Baca berita dengan sedikit iklan, klik di sini
KEMENANGAN Moonlight-film tentang seorang gay berkulit hitam-pada acara Oscar tahun lalu membunyikan gong di Hollywood. Setelah terlalu lama dengan nominasi yang serba kulit putih hingga memunculkan protes #OscarsSoWhite, ajang penghargaan film bergengsi itu akhirnya memberi tempat bagi karya-karya sineas kulit berwarna yang juga mengangkat cerita tentang mereka. Gaungnya masih berlanjut dan tahun ini kita melihat nominasi Oscar yang jauh lebih variatif dibanding sebelumnya.
Ruang untuk keberagaman itu terbuka semakin lebar dengan dirilisnya Black Panther. Sebuah film superhero dari jagat raya Marvel yang digdaya sekaligus amat putih. Sebuah film yang belum pernah kita lihat karena sang pahlawan super adalah pria Afrika tanpa sedikit pun gen Kaukasoid di dalam dirinya: Pangeran T’Challa dari Wakanda.
Rasanya tak berlebihan menyebut Black Panther sebagai film terbaik Marvel, bahkan film superhero terbaik. Bukan dari segi suspense atau kedahsyatan teknologi yang digunakan, tapi dari suara jernih yang disampaikannya yang mewakili perbedaan ras.
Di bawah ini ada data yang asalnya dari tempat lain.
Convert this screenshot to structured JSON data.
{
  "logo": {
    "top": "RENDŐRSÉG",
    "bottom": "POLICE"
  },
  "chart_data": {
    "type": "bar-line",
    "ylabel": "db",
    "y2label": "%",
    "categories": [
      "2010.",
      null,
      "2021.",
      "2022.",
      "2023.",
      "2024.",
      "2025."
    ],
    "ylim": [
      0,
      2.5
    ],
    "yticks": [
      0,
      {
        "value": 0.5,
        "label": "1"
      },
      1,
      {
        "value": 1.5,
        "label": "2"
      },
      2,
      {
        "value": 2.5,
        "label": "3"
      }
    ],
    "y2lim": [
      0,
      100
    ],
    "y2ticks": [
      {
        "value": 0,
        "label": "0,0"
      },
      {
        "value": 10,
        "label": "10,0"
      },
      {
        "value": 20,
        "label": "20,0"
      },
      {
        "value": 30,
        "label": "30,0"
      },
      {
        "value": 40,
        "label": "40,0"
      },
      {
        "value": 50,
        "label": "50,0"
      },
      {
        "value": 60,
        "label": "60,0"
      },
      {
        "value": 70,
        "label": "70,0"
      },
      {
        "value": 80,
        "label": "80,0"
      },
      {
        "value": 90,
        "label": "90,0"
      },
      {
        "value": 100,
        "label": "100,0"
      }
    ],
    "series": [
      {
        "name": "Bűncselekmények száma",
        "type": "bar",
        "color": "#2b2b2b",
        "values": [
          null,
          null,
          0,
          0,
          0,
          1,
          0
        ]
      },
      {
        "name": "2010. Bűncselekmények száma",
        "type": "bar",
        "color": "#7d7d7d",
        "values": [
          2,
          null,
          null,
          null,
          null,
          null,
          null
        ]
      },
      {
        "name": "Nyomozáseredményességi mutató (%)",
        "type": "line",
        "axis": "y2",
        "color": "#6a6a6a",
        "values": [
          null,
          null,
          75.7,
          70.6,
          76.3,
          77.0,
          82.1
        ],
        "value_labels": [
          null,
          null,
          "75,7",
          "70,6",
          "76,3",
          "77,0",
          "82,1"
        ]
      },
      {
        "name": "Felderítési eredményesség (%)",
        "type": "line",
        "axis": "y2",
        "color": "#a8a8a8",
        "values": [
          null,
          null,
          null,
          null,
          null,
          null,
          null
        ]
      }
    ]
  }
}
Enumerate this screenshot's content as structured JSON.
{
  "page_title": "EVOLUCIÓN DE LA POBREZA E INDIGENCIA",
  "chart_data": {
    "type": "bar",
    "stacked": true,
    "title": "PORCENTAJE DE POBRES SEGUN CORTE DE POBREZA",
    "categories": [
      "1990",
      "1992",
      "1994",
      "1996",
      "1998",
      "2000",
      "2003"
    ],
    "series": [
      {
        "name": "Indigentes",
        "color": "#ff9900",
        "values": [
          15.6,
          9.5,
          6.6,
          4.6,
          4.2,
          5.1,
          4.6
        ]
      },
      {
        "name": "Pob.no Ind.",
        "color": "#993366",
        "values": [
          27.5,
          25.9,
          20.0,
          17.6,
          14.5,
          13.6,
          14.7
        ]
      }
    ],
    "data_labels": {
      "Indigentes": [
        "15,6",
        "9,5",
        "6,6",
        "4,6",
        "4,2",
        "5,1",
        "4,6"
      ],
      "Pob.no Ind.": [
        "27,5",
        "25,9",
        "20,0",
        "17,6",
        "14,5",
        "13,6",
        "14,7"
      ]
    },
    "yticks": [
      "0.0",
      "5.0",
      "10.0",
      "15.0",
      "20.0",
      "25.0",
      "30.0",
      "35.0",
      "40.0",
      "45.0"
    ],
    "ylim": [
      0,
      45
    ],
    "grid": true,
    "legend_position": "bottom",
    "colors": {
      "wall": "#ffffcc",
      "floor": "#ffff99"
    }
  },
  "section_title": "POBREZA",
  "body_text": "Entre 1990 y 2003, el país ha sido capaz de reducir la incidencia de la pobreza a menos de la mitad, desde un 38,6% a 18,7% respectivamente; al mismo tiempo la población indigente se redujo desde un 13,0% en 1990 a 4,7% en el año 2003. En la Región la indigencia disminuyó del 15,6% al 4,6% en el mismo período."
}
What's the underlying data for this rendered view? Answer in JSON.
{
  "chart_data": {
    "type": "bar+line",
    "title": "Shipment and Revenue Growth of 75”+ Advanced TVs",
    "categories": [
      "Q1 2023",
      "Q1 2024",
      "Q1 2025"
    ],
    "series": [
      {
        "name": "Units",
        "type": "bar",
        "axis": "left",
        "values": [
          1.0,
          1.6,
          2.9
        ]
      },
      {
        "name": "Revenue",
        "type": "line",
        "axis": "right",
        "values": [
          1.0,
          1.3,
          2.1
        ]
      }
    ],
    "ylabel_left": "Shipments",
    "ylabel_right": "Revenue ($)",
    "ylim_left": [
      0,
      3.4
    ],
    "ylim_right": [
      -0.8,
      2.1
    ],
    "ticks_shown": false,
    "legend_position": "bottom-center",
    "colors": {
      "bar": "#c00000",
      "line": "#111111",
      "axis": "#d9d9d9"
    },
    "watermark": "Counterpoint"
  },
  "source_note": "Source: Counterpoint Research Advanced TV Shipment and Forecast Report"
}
Sejak diumumkan pada 2005 bahwa Black Panther akan menjadi satu dari sepuluh superhero Marvel yang dibuatkan film tunggalnya, antisipasi tinggi telah merebak. Namun baru pada 2014 isyarat kemunculan Black Panther terasa nyata lewat cameo-nya dalam Captain America: Civil War. Chadwick Boseman didapuk sebagai Black Panther sejak saat itu.
Inilah film Marvel pertama yang hampir semua pemerannya adalah Afro-Amerika. Selain Boseman, ada Lupita Nyong’o sebagai Nakia, Michael B. Jordan sebagai Erik Killmonger, Danai Gurira sebagai Okoye, Daniel Kaluuya sebagai W’Kabi, dan seterusnya. Deretan aktor itu mendapat arahan sutradara muda yang juga berdarah Afro-Amerika, Ryan Coogler.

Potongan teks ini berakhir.